Il y a fort à parier, vu sa réticence à parler de souveraineté nationale au profit d’une hypothétique souveraineté européenne, que la macronie budgètera la restauration promise de notre puissance sanitaire en cédant d’autres bijoux de famille. Par exemple, en cédant ADP au commerce privé  international, ou en cédant aux multinationales de l’énergie dérégulée les concessions de nos barrages hydrauliques. Ou bien ils n’ont rien compris à ce qu’ils disent eux-mêmes, ou bien, et c’est le plus probable, ils entourloupent les crédules en tirant profit de cette opportunité tragique pour servir à leurs amis mafieux les pépites de notre patrimoine commun. Qui peut croire que la macronie renoncera à sa mission néolibérale de privatisation des profits et de nationalisation des pertes ?

Quels citoyens leur feront assez confiance pour leur donner les pleins pouvoirs quand ils durciront encore et encore leur gouvernance ? Combien de temps encore va-t-il falloir pour qu’une majorité agissante comprenne que notre état n’est pas une start-up ? Que nous ne sommes pas des salariés subordonnés au management de DRH en charge de l’intendance des oligarques ? Que nous réservent-ils pour les jours d’après la pandémie ? Oseront-ils l’introduction des dispositions iniques de l’état d’urgence sanitaire dans la loi ordinaire, tout comme leurs alter ego de la droite complexée (ex PS) avaient pérennisé les dispositions de l’état d’urgence anti-terroriste ?

« La nature ne résout pas les problèmes qui finissent par se poser :
elle se débarrasse, dans sa splendide indifférence, de tout ce qui ne marche pas.
 »
Paul Jorion – Le dernier qui s’en va éteint la lumière

Pourquoi attendre la fin de l’épisode ? Il n’aura pas de fin, il n’est que le début d’un autre monde. Ce ne sera pas une simple suspension, fut-ce de quelques mois, il est désormais hautement probable que les conséquences seront multiples, douloureuses et même catastrophiques pendant longtemps, très longtemps, et pour tout le monde. Le seul espoir d’amortir le choc, un temps soit peu, sera de rétablir les valeurs de la république : Liberté, Egalité, Fraternité. Mais pas à la manière de la 5eme république qui n’adule que la seule liberté d’entreprendre, de prospérer et de corrompre, sur le dos de l’égalité et de la fraternité.

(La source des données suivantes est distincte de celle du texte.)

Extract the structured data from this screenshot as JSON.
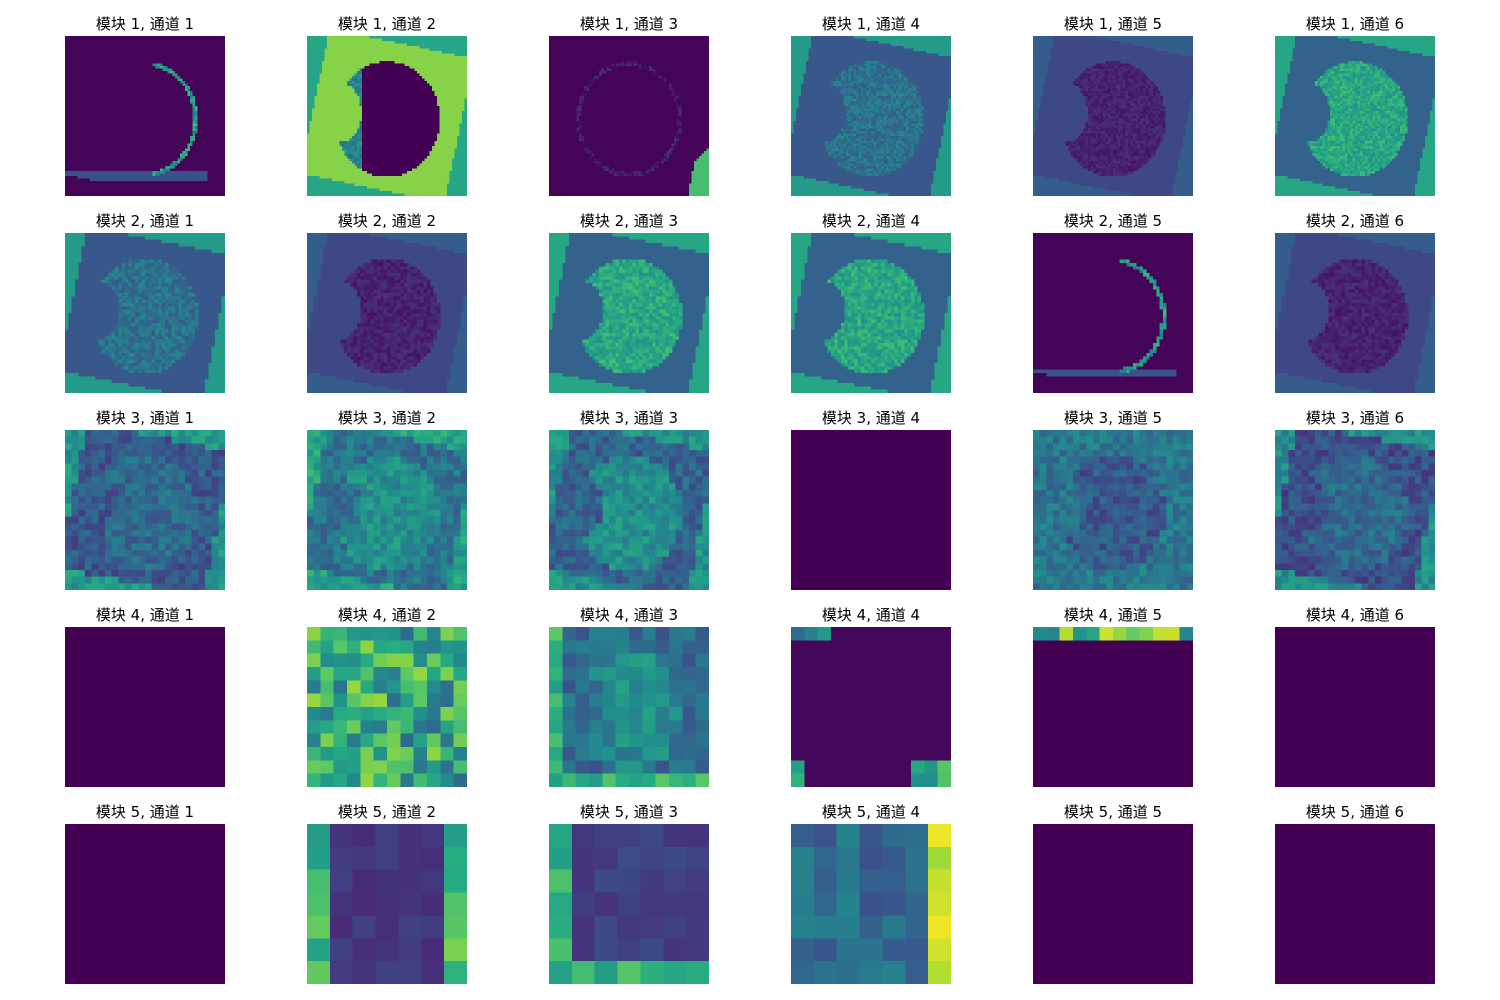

Commençons par rompre avec les inégalités intrinsèques du tous-contre-tous néolibéral. Tous ceux qu’on applaudit aujourd’hui quelques minutes à la fenêtre, qu’on prime en heures-sup mal payées, qu’on encense d’hypocrisie sur les podiums médiatiques, ne devront pas être ceux qu’on méprisera et oubliera de nouveau dès que le virus sera vaincu : infirmièr(e)s, aide-soignant(e)s, ambulancier(e)s, caissièr(e)s, pompiers, éboueurs, facteurs, livreurs, maraîchers, artisans, auxiliaires de vie, enseignant(e)s, etc. Ce sont elles et eux les « PREMIERS et PREMIERES DE CORDEE », en charge des fonctions essentielles et vitales qui sont pourtant méprisés et précarisés. C’est tous ceux-là et celles-là qui savent ce qu’il faut faire, quand et comment. C’est à tous ceux-là et celles-là qu’il faut distribuer dès aujourd’hui des salaires élevés et garantir des parachutes dorés pour une juste retraite. Et non pas aux marchands de courants d’air, de gadgets, d’esbroufes, de frimes, de parades grotesques, d’innovations stupides, etc., au prétexte qu’ils dégageraient des profits à même de rassurer les illuminés du Saint-Marché.

Comment sortir grandis de toutes ces incessantes injonctions contradictoires venues de « notre bon maître ». Un monarque manifestement débordé,  perché si haut au-dessus de son seuil d’incompétence, dépourvu de stratégie politique sanitaire conséquente, dépourvu d’un minimum de bon sens pragmatique (espérer atténuer/endiguer à la limite de capacité hospitalière, mais sans tester, est simplement stupide). Un en-haut qui ne pourra pas longtemps encore cacher ses incuries derrière ses pensées magiques néolibérales (attendre les initiatives géniales des généreux investisseurs géniaux, est criminellement laxiste), derrière des habillages démocratiques grotesques de monologues insignifiants (organiser de faux débats pour des votes inutiles, est sciemment despotique), le tout en nous enfumant d’illusions technologiques pour détourner l’attention (promouvoir des applications numériques indigentes, aux algorithmes biaisés de toutes parts, comme autant de bracelets électroniques qui ne peuvent que pister les gens faute de dépister les contagions virales).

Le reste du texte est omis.